Using my medical skills and training, I conclude that Mavis is suffering from white matter disease and explain my findings to her husband.
The brain has several parts — the grey matter is where cognitive functions happen, and the white matter is the connective fibres that link the various parts of the brain, just as a railroad track connects two cities. Mavis’s CT scan indicates that she has evidence of small vessel disease in the brain that is associated with dementia, balance problems and difficulty with multitasking. It worsens with infection or stress. It is likely that as her mild dementia tipped over into severe dementia, she was unaware of the progressive decline and mistakenly took too many of her pills, which would explain why her blood was so thinned.
There is no treatment for white matter disease, except to improve the underlying stressful situation. With rest, good nutrition, controlling blood pressure and exercise, the symptoms improve with time. Her husband accepts my explanation but does not seem convinced that she will improve.
Over the next short while I return to Mavis’s room daily. Her husband sits by her bedside for three days. She grows stronger and interacts with the staff and me. Her son is also visiting. Her daughter flies into Regina from her job in Toronto.

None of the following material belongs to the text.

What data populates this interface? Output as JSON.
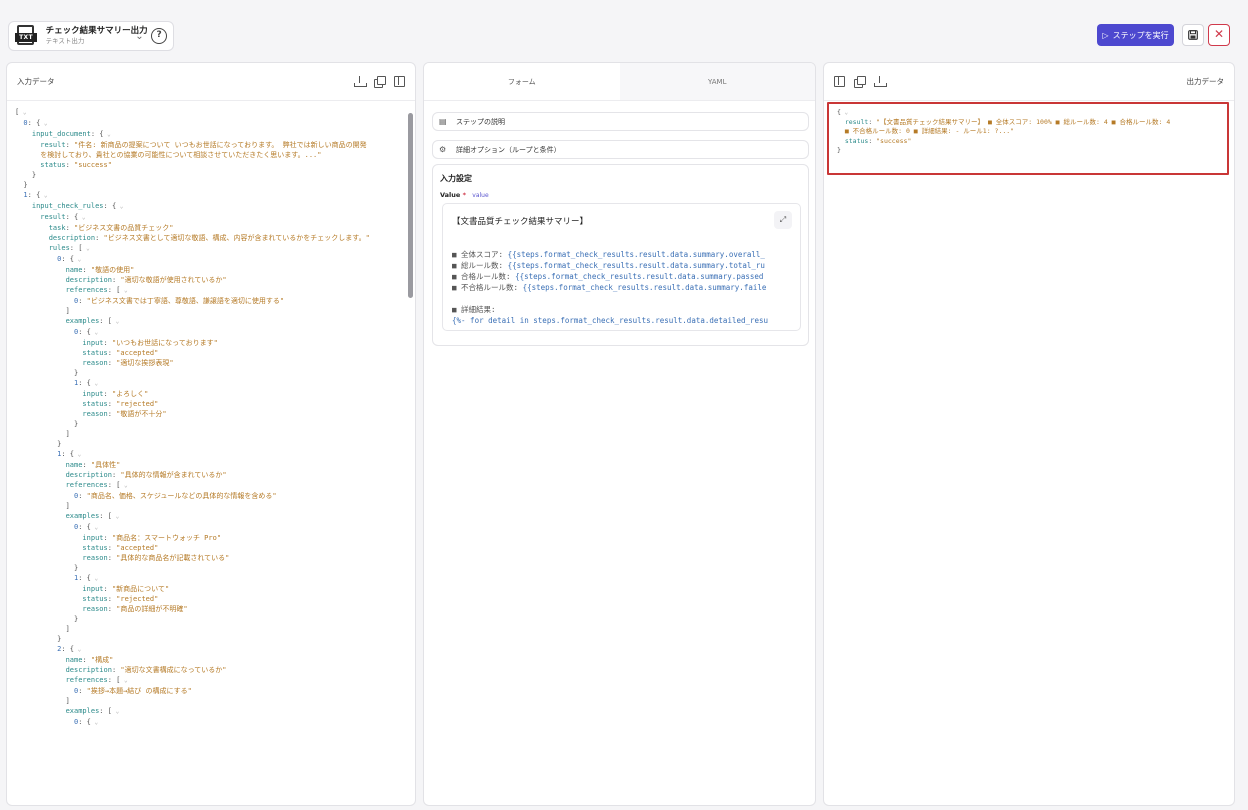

On the fourth day she is alone. She smiles at me, is well groomed and sitting comfortably in bed. Her blood work has normalized, and she is calm in her speech. Her caring family has disappeared. And she is alone. Where have they gone?
I begin to suspect a case of “granny dumping.” This term was coined in the 1980s by medical professionals who observed relatives dropping off the elderly in emergency rooms when the family was unable or unwilling to care for them due to burnout or lack of financial resources. Granny dumping typically peaks before long weekends and at Christmas. It is spoken of as a widespread condition in the health-care system; it creates a dilemma for physicians and social workers reluctant to discharge a patient when a family is absent or doesn’t show up for meetings with the hospital staff.

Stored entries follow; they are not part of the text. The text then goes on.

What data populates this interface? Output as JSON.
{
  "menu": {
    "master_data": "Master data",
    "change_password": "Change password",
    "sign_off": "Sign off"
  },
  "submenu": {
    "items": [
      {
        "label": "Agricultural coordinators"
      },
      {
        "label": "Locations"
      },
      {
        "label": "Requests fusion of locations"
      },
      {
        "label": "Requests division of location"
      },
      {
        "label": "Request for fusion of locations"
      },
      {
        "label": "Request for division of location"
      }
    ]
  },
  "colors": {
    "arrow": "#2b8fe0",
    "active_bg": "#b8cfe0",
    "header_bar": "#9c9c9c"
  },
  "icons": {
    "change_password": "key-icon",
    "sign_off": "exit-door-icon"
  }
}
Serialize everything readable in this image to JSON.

I become convinced that this pleasant family has hoodwinked me. I had thought they cared for Mavis. I feel irritation with myself at my blind trust.
Four days later, Mavis’s husband reappears. I find him sitting calmly by her bedside. I hide my irritation and respond to him carefully and professionally. I explain that she has improved further and will soon be ready to go home. We are waiting for one last test on her heart. She will likely be discharged tomorrow. I ask her husband, “Are you okay with that?”

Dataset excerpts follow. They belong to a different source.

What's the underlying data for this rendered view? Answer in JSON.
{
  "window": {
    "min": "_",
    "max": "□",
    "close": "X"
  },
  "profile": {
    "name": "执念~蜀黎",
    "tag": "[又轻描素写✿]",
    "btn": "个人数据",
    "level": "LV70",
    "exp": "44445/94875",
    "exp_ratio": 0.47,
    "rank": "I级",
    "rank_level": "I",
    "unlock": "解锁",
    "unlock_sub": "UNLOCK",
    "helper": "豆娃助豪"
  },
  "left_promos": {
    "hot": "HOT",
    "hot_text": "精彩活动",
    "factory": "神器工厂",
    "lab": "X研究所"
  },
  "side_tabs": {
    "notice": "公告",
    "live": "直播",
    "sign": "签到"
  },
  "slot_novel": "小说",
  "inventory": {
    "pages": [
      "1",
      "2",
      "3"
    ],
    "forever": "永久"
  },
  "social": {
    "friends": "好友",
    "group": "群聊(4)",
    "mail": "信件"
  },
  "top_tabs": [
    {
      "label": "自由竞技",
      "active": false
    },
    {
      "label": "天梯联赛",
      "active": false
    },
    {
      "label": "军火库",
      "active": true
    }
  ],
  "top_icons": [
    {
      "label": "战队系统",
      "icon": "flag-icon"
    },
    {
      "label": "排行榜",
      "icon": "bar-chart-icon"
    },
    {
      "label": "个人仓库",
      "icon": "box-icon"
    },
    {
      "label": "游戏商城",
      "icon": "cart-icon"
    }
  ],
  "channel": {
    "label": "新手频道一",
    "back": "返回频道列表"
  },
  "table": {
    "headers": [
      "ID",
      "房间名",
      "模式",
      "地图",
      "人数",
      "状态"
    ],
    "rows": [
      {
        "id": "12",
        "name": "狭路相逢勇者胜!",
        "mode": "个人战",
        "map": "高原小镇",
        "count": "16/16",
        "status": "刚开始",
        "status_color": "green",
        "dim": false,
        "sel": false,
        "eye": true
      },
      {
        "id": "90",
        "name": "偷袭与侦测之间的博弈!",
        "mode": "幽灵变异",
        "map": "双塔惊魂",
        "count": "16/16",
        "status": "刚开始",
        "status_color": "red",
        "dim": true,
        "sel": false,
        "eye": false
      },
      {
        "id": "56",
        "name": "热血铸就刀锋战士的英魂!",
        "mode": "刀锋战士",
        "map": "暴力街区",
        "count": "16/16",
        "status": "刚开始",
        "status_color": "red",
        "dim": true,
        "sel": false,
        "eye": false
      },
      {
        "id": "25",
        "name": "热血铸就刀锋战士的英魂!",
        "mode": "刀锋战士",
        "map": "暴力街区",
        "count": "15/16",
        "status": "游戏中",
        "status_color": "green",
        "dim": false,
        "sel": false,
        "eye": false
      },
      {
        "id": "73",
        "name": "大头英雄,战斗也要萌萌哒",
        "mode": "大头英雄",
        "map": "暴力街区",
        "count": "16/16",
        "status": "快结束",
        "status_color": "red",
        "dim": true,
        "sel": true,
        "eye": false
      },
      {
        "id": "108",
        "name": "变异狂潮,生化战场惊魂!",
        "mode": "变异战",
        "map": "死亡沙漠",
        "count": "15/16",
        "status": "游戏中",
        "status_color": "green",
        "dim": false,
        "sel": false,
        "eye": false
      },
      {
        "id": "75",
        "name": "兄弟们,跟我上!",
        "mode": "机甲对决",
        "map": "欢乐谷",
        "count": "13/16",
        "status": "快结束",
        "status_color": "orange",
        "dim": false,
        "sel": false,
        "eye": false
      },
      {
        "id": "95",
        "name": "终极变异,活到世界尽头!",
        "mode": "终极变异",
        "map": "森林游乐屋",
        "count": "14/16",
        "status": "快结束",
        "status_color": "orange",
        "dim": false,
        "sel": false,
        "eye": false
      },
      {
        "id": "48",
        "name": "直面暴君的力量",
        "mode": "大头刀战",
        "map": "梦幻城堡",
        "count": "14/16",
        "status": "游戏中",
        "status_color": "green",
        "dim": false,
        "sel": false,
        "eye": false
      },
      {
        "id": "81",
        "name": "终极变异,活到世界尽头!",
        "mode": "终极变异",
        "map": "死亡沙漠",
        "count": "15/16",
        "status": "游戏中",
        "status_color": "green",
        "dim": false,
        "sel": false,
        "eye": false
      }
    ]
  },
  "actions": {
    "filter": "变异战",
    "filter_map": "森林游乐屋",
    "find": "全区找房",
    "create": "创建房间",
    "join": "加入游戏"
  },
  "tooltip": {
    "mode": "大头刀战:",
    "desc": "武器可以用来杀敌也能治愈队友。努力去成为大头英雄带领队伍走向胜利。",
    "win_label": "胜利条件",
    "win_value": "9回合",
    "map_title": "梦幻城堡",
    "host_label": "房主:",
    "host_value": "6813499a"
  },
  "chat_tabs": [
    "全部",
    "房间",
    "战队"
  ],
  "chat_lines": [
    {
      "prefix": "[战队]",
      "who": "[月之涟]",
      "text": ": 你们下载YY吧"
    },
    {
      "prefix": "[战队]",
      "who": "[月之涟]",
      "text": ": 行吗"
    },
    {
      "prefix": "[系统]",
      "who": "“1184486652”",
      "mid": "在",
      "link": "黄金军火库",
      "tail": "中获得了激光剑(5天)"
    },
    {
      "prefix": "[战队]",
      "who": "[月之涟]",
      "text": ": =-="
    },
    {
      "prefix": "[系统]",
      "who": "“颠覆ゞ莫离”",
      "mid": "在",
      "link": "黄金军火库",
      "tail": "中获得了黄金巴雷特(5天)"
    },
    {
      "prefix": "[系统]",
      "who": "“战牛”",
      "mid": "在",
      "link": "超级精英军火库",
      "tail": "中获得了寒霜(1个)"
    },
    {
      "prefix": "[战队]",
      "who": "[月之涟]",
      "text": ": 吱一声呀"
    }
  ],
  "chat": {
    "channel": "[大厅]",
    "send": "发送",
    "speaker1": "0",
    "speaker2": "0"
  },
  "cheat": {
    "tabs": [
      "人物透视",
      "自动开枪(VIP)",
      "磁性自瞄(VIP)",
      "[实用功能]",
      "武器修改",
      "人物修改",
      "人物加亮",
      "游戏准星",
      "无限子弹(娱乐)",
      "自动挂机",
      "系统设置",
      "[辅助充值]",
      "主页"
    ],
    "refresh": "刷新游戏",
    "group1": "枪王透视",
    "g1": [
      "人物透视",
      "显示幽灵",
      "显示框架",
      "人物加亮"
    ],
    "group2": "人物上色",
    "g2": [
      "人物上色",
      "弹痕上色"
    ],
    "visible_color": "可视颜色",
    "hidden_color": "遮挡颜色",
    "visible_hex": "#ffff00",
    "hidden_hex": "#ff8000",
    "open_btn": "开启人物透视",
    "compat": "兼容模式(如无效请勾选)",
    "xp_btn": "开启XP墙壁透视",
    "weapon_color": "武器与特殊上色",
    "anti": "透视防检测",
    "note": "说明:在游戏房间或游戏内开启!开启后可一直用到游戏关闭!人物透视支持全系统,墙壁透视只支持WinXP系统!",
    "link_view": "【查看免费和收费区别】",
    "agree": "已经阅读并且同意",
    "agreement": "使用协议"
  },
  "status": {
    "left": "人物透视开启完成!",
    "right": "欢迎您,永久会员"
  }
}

He smiles gracefully with this news. Then he looks me in the eye and says, “I’m sorry that I couldn’t be here for the last few days. We had a crisis on reserve. One of our young girls was found in a ditch after being raped and killed. We had religious services to honour her.”
I am embarrassed and ashamed. I had been caught up in my privileged view of appropriate behaviour while the community on reserve was grieving the loss of one of its youth and reeling in the face of the violence against her. He tells me that the culprits were likely non-Indigenous, the details are fuzzy, and no one has been caught yet.
I had fallen into the trap of making assumptions about Indigenous people and granny dumping. I am on a path of discovering my own racism.